A brief Summary of International Trade Law

International trade law refers to the complex network of national legislation and international agreements which govern commerce between countries. The most important international trade law regime is the set of institutions and rules overseen by the World Trade Organization (WTO).

According to the Georgetown Law Library, there are three basic tiers of international trade law. The first consists of laws and regulations passed by national governments, setting out the conditions on which imports and exports can cross their borders. Historically, national governments imposed a wide variety of protectionist measures controlling the amount and forms of international trade in which companies could engage. They continue to do so through devices like tariffs, or taxes on goods which cross the border. After several decades of international free trade agreements, however, national legislation currently occupies a much less important part of international trade law than it once did. In the United States, the federal government continues to operate a number of agencies which monitor and regulate international trade, most notably the International Trade Commission.

The second tier of international trade law consists of bilateral and plurilateral agreements. These are treaties signed by two governments or a small number of governments, respectively. The treaty terms are binding only on the countries that have ratified the agreement. The definition of a bilateral trade agreement includes a wide variety of actual types of international trade laws. For instance, foreign investment protection agreements are usually signed by two countries guaranteeing that they will take no specific measures to penalize investors from the other country which is party to the agreement, but little more than that. Alternatively, such agreements could also involve extensive deregulation, harmonization, and economic integration. The Canada-United States Free Trade Agreement of 1987 and the North American Free Trade Agreement (NAFTA) of 1994, which replaced it, are examples of extensive international trade agreement with more far-reaching implications for all member countries.

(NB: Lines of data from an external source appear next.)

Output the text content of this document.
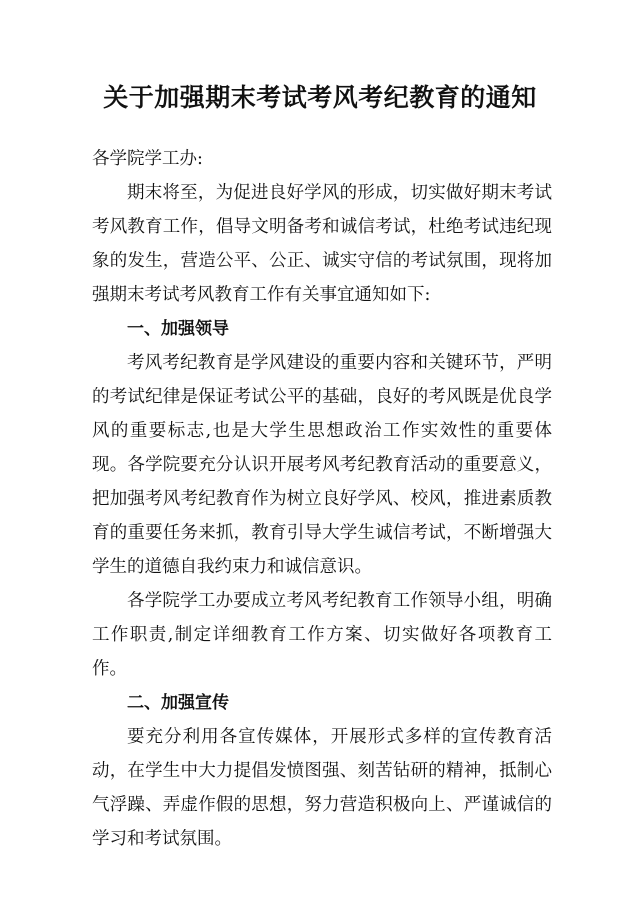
关于加强期末考试考风考纪教育的通知

各学院学工办:

期末将至，为促进良好学风的形成，切实做好期末考试考风教育工作，倡导文明备考和诚信考试，杜绝考试违纪现象的发生，营造公平、公正、诚实守信的考试氛围，现将加强期末考试考风教育工作有关事宜通知如下:

一、加强领导

考风考纪教育是学风建设的重要内容和关键环节，严明的考试纪律是保证考试公平的基础，良好的考风既是优良学风的重要标志,也是大学生思想政治工作实效性的重要体现。各学院要充分认识开展考风考纪教育活动的重要意义，把加强考风考纪教育作为树立良好学风、校风，推进素质教育的重要任务来抓，教育引导大学生诚信考试，不断增强大学生的道德自我约束力和诚信意识。

各学院学工办要成立考风考纪教育工作领导小组，明确工作职责,制定详细教育工作方案、切实做好各项教育工作。

二、加强宣传

要充分利用各宣传媒体，开展形式多样的宣传教育活动，在学生中大力提倡发愤图强、刻苦钻研的精神，抵制心气浮躁、弄虚作假的思想，努力营造积极向上、严谨诚信的学习和考试氛围。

The third level of international trade law involves multilateral agreements. Multilateral treaties are signed by a large number of countries, and typically remain open for additional countries to join the regime provided they meet certain eligibility criteria. (In contrast, agreements like NAFTA are restricted to the countries which negotiated them and do not accept new member states.) There are a number of multilateral trade agreements in force, but the most important and over-arching are the General Agreement on Tariffs and Trade (GATT) and the organization formed to succeed it in the 1990s, the World Trade Organization (WTO).

International trade law could theoretically involve any sort of economic coordination by national governments, including forms of central economic planning and protectionism. The Canada-United States Automotive Productive Agreements (the “Auto Pact”) of 1965, for instance, removed car part tariffs in exchange for requiring the major American car manufacturers not to cut production at their Canadian plants. 

However, for the most part, over the past several decades international trade law has mainly been focused upon reducing government’s role in economic management and limiting the capacity of nation-states to engage in protectionist behaviour like subsidizing national industry or restricting imports from foreign manufacturers. The GATT, when it was signed shortly after World War II, was focused mainly on gradually reducing national tariff and subsidy programs. The basic economic principle behind such regimes is that free trade will increase economic efficiency and prosperity in the long term, provided governments can be persuaded not to indulge in trying to manipulate the markets for the benefit of favoured national corporations.

Members of the GATT, which now include the majority of countries in the world, have engaged in a number of major trade rounds, each of which involves a package of reforms further limiting government capacities to manipulate international trade. The so-called “Uruguay Round,” negotiated in the late 1980s and early 1990s, resulted in the creation of the WTO. The WTO possesses its own mechanisms for hearing disputes involving national subsidies and tariffs and for authorizing countries to penalize violators with trade sanctions. It also oversees new international agreements such as the Agreement on Trade-Related Aspects of Intellectual Property Rights (TRIPS) and the Trade Related Investment Measures (TRIMS).

The growth in international trade law in recent decades, and especially the growth of the WTO, has proven intensely controversial. Nationalists in many countries have denounced what they see as the elimination of national sovereignty via trade agreements for the benefit of multinational corporations, while developing countries have complained that wealthy governments’ free trade interests tend to be put at the top of the agenda while their own concerns languish unattended. The so-called “battle in Seattle” protests of 1999 were an indication of the degree of discontent in nationalist and labour circles. However, in the past decade the WTO has run up against even more serious problems as developing countries have refused to approve further agreements until developed countries in North America and Europe eliminate their agricultural subsidies. This bloc led directly to the effective collapse of the Doha Round of trade negotiations in 2005, and since then little progress has been made towards expanding the WTO.